OK, I'll grant everything about producing the oil shales as a great resource of liquids to fuel the world economy. Just give up my total skepticism for the moment.

Let's talk instead about the timeframe and the potential for large-scale production. This is not discussed here. Only experiments with long lead times.

Aside from the impact on the environment, ignoring that too, what kind of window do we have for replacing decline rates in big but old fields all over the world? C'mon HO, what's the deal? How much will "oil shales" contribute to daily world production by 2012? 2015? 2020?

Naturally, you see my point. I need to be convinced that we are not talking about pipedreams. Your technical posts on the subject are fascinating. I would prefer to talk about the envisioned timeframe, the potential recoverable resources as a function of time and whether the financial, manpower and logistical (technical) resources will be available to make the miracle happen.


Actually I've come increasingly to the conclusion that we can not prevent major oil supply disruption with any alternative approach. In fact sour heavy crude won't even work.
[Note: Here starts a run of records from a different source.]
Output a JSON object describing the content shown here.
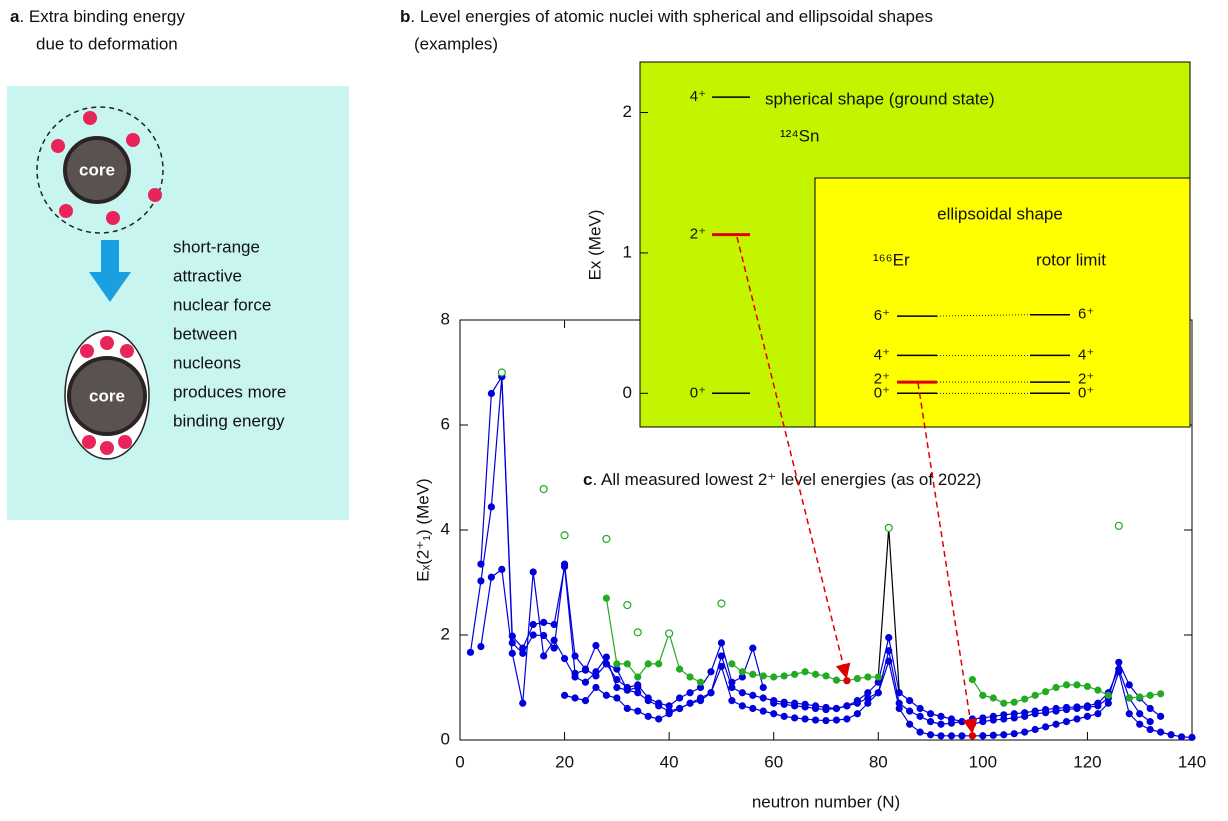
{
  "panel_a": {
    "label": "a",
    "title": [
      ". Extra binding energy",
      "due to deformation"
    ],
    "core_labels": [
      "core",
      "core"
    ],
    "text": [
      "short-range",
      "attractive",
      "nuclear force",
      "between",
      "nucleons",
      "produces more",
      "binding energy"
    ]
  },
  "chart_data": [
    {
      "type": "levels",
      "label": "b",
      "title": [
        ". Level energies of atomic nuclei with spherical and ellipsoidal shapes",
        "(examples)"
      ],
      "ylabel": "Ex (MeV)",
      "ylim": [
        -0.24,
        2.36
      ],
      "yticks": [
        0,
        1,
        2
      ],
      "groups": [
        {
          "name": "¹²⁴Sn",
          "note": "spherical shape (ground state)",
          "labels": [
            "0⁺",
            "2⁺",
            "4⁺"
          ],
          "values": [
            0,
            1.13,
            2.11
          ],
          "colors": [
            "#000000",
            "#e00000",
            "#000000"
          ]
        },
        {
          "name": "¹⁶⁶Er",
          "note": "ellipsoidal shape",
          "labels": [
            "0⁺",
            "2⁺",
            "4⁺",
            "6⁺"
          ],
          "values": [
            0,
            0.08,
            0.27,
            0.55
          ],
          "colors": [
            "#000000",
            "#e00000",
            "#000000",
            "#000000"
          ]
        },
        {
          "name": "rotor limit",
          "labels": [
            "0⁺",
            "2⁺",
            "4⁺",
            "6⁺"
          ],
          "values": [
            0,
            0.08,
            0.27,
            0.56
          ],
          "colors": [
            "#000000",
            "#000000",
            "#000000",
            "#000000"
          ]
        }
      ]
    },
    {
      "type": "line",
      "label": "c",
      "title": ". All measured lowest 2⁺ level energies (as of 2022)",
      "xlabel": "neutron number (N)",
      "ylabel": "Eₓ(2⁺₁) (MeV)",
      "xlim": [
        0,
        140
      ],
      "xticks": [
        0,
        20,
        40,
        60,
        80,
        100,
        120,
        140
      ],
      "ylim": [
        0,
        8
      ],
      "yticks": [
        0,
        2,
        4,
        6,
        8
      ],
      "series": [
        {
          "color": "#0000dd",
          "x": [
            4,
            6,
            8,
            10,
            12,
            14,
            16,
            18,
            20,
            22,
            24,
            26,
            28,
            30,
            32,
            34
          ],
          "values": [
            3.35,
            6.6,
            6.92,
            1.98,
            1.75,
            2.2,
            2.24,
            2.2,
            3.3,
            1.27,
            1.33,
            1.8,
            1.45,
            1.35,
            0.95,
            1.0
          ]
        },
        {
          "color": "#0000dd",
          "x": [
            2,
            4,
            6,
            8,
            10,
            12,
            14,
            16,
            18,
            20,
            22,
            24,
            26,
            28,
            30,
            32,
            34,
            36,
            38,
            40,
            42,
            44,
            46,
            48,
            50,
            52,
            54,
            56,
            58
          ],
          "values": [
            1.67,
            3.03,
            4.44,
            6.92,
            1.85,
            1.65,
            2.0,
            1.99,
            1.75,
            3.35,
            1.6,
            1.35,
            1.22,
            1.45,
            1.15,
            1.0,
            1.05,
            0.8,
            0.7,
            0.65,
            0.8,
            0.9,
            1.0,
            1.3,
            1.85,
            1.1,
            1.2,
            1.75,
            1.0
          ]
        },
        {
          "color": "#0000dd",
          "x": [
            4,
            6,
            8,
            10,
            12,
            14,
            16,
            18,
            20,
            22,
            24,
            26,
            28,
            30,
            32,
            34,
            36,
            38,
            40,
            42,
            44,
            46,
            48,
            50,
            52,
            54,
            56,
            58,
            60,
            62,
            64,
            66,
            68,
            70,
            72,
            74,
            76,
            78,
            80,
            82,
            84,
            86,
            88,
            90,
            92,
            94,
            96,
            98,
            100,
            102,
            104,
            106,
            108,
            110,
            112,
            114,
            116,
            118,
            120,
            122,
            124,
            126,
            128,
            130,
            132
          ],
          "values": [
            1.78,
            3.1,
            3.25,
            1.65,
            0.7,
            3.2,
            1.6,
            1.9,
            1.55,
            1.2,
            1.1,
            1.3,
            1.58,
            1.0,
            0.95,
            0.9,
            0.75,
            0.65,
            0.55,
            0.6,
            0.7,
            0.75,
            0.9,
            1.6,
            1.0,
            0.9,
            0.85,
            0.8,
            0.75,
            0.72,
            0.7,
            0.68,
            0.65,
            0.62,
            0.6,
            0.65,
            0.7,
            0.8,
            0.9,
            1.7,
            0.7,
            0.55,
            0.45,
            0.35,
            0.3,
            0.32,
            0.35,
            0.4,
            0.42,
            0.45,
            0.48,
            0.5,
            0.52,
            0.55,
            0.58,
            0.6,
            0.62,
            0.63,
            0.65,
            0.7,
            0.9,
            1.35,
            0.8,
            0.5,
            0.35
          ]
        },
        {
          "color": "#0000dd",
          "x": [
            20,
            22,
            24,
            26,
            28,
            30,
            32,
            34,
            36,
            38,
            40,
            42,
            44,
            46,
            48,
            50,
            52,
            54,
            56,
            58,
            60,
            62,
            64,
            66,
            68,
            70,
            72,
            74,
            76,
            78,
            80,
            82,
            84,
            86,
            88,
            90,
            92,
            94,
            96,
            98,
            100,
            102,
            104,
            106,
            108,
            110,
            112,
            114,
            116,
            118,
            120,
            122,
            124,
            126,
            128,
            130,
            132,
            134,
            136,
            138,
            140
          ],
          "values": [
            0.85,
            0.8,
            0.75,
            1.0,
            0.85,
            0.8,
            0.6,
            0.55,
            0.45,
            0.4,
            0.5,
            0.6,
            0.7,
            0.8,
            0.9,
            1.4,
            0.75,
            0.65,
            0.6,
            0.55,
            0.5,
            0.45,
            0.42,
            0.4,
            0.38,
            0.37,
            0.38,
            0.4,
            0.5,
            0.7,
            0.9,
            1.5,
            0.6,
            0.3,
            0.15,
            0.1,
            0.08,
            0.08,
            0.08,
            0.08,
            0.08,
            0.09,
            0.1,
            0.12,
            0.15,
            0.2,
            0.25,
            0.3,
            0.35,
            0.4,
            0.45,
            0.5,
            0.7,
            1.3,
            0.5,
            0.3,
            0.2,
            0.15,
            0.1,
            0.06,
            0.05
          ]
        },
        {
          "color": "#0000dd",
          "x": [
            60,
            62,
            64,
            66,
            68,
            70,
            72,
            74,
            76,
            78,
            80,
            82,
            84,
            86,
            88,
            90,
            92,
            94,
            96,
            98,
            100,
            102,
            104,
            106,
            108,
            110,
            112,
            114,
            116,
            118,
            120,
            122,
            124,
            126,
            128,
            130,
            132,
            134
          ],
          "values": [
            0.7,
            0.68,
            0.65,
            0.63,
            0.6,
            0.58,
            0.6,
            0.65,
            0.75,
            0.9,
            1.1,
            1.95,
            0.9,
            0.75,
            0.6,
            0.5,
            0.45,
            0.4,
            0.35,
            0.3,
            0.35,
            0.38,
            0.4,
            0.42,
            0.45,
            0.5,
            0.52,
            0.55,
            0.58,
            0.6,
            0.62,
            0.65,
            0.8,
            1.48,
            1.05,
            0.8,
            0.6,
            0.45
          ]
        },
        {
          "color": "#000000",
          "marker": "none",
          "x": [
            80,
            82,
            84
          ],
          "values": [
            1.2,
            4.04,
            0.95
          ]
        },
        {
          "color": "#22aa22",
          "x": [
            28,
            30,
            32,
            34,
            36,
            38,
            40,
            42,
            44,
            46
          ],
          "values": [
            2.7,
            1.45,
            1.45,
            1.2,
            1.45,
            1.45,
            2.03,
            1.35,
            1.2,
            1.1
          ]
        },
        {
          "color": "#22aa22",
          "x": [
            52,
            54,
            56,
            58,
            60,
            62,
            64,
            66,
            68,
            70,
            72,
            74,
            76,
            78,
            80
          ],
          "values": [
            1.45,
            1.3,
            1.25,
            1.22,
            1.2,
            1.22,
            1.25,
            1.3,
            1.25,
            1.22,
            1.14,
            1.13,
            1.17,
            1.2,
            1.2
          ]
        },
        {
          "color": "#22aa22",
          "x": [
            98,
            100,
            102,
            104,
            106,
            108,
            110,
            112,
            114,
            116,
            118,
            120,
            122,
            124,
            126,
            128,
            130,
            132,
            134
          ],
          "values": [
            1.15,
            0.85,
            0.8,
            0.7,
            0.72,
            0.78,
            0.85,
            0.92,
            1.0,
            1.05,
            1.05,
            1.02,
            0.95,
            0.85,
            null,
            0.8,
            0.82,
            0.85,
            0.88
          ]
        },
        {
          "color": "#22aa22",
          "marker": "open",
          "line": false,
          "x": [
            8,
            16,
            20,
            28,
            32,
            34,
            40,
            50,
            82,
            126
          ],
          "values": [
            7.0,
            4.78,
            3.9,
            3.83,
            2.57,
            2.05,
            2.03,
            2.6,
            4.04,
            4.08
          ]
        },
        {
          "color": "#e00000",
          "line": false,
          "x": [
            74,
            98
          ],
          "values": [
            1.13,
            0.08
          ]
        }
      ]
    }
  ]
}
Were not only addicted to oil but were addicted to light sweet oil.

Right now were not even capably of timely switch over of our refining capacity to handle the heaver crudes since light sweet has peaked. This will get far worse before it get better if ever. This refining disruption actually over shadows overall oil production and in fact by the time we get this strait we will be pass peak oil. Once we start in terminal decline its impossible to bring online the millions of barrels of day of production to stay even much less reverse the decline. I'm sure all these alternative resource will have there own refining issues just like the orinco heavy oil, tar sands and other heavy oil deposits.
Sure we can refine it but we need special equipment.

The point is I think we are already past the real peak which is the maximum of oil and refinery capacity for the oil which was light sweet. Were never going to gain with difficult to refine heavy sour oils and depletion much less bring online things like oil shells in the volume needed to offset depletion.

Finally the problem is not oil supply its major and pernicious disruptions of the oil supply.

For what it's worth, I think that hangs together in a logical sense ... time will tell.
From what I've read upgrading our refining capacity should be much easier than finding new sources of oil... but maybe this could be the immediate problem in the medium term, after which depletion will probably affect sour/heavy crude too.

I think RR should have more information on this issue.

Easy is a relative term.  For very light, sweet crude, you need a fractionating column and not much else.  This runs at a medium temperature and low pressure and is definitely not exotic tech.  As the crude gets heavier, you start adding unit operations, cat crackers, akylators, cokers, thermal crackers; most of which run at higher temps and pressures.  Same goes for sour crude; you need hydrotreaters or hydrocrackers.  Heavy sour crude could require two or three times the amount of equipment than light, and correspondingly as much investment.  Upgrades would require years; and that's assuming that enough of the required contruction expertise still exists in the U.S.

So the above commenter is right in the sense that exotic refineries take a long lead time.  If the peak is between now and 2010, it may be too late.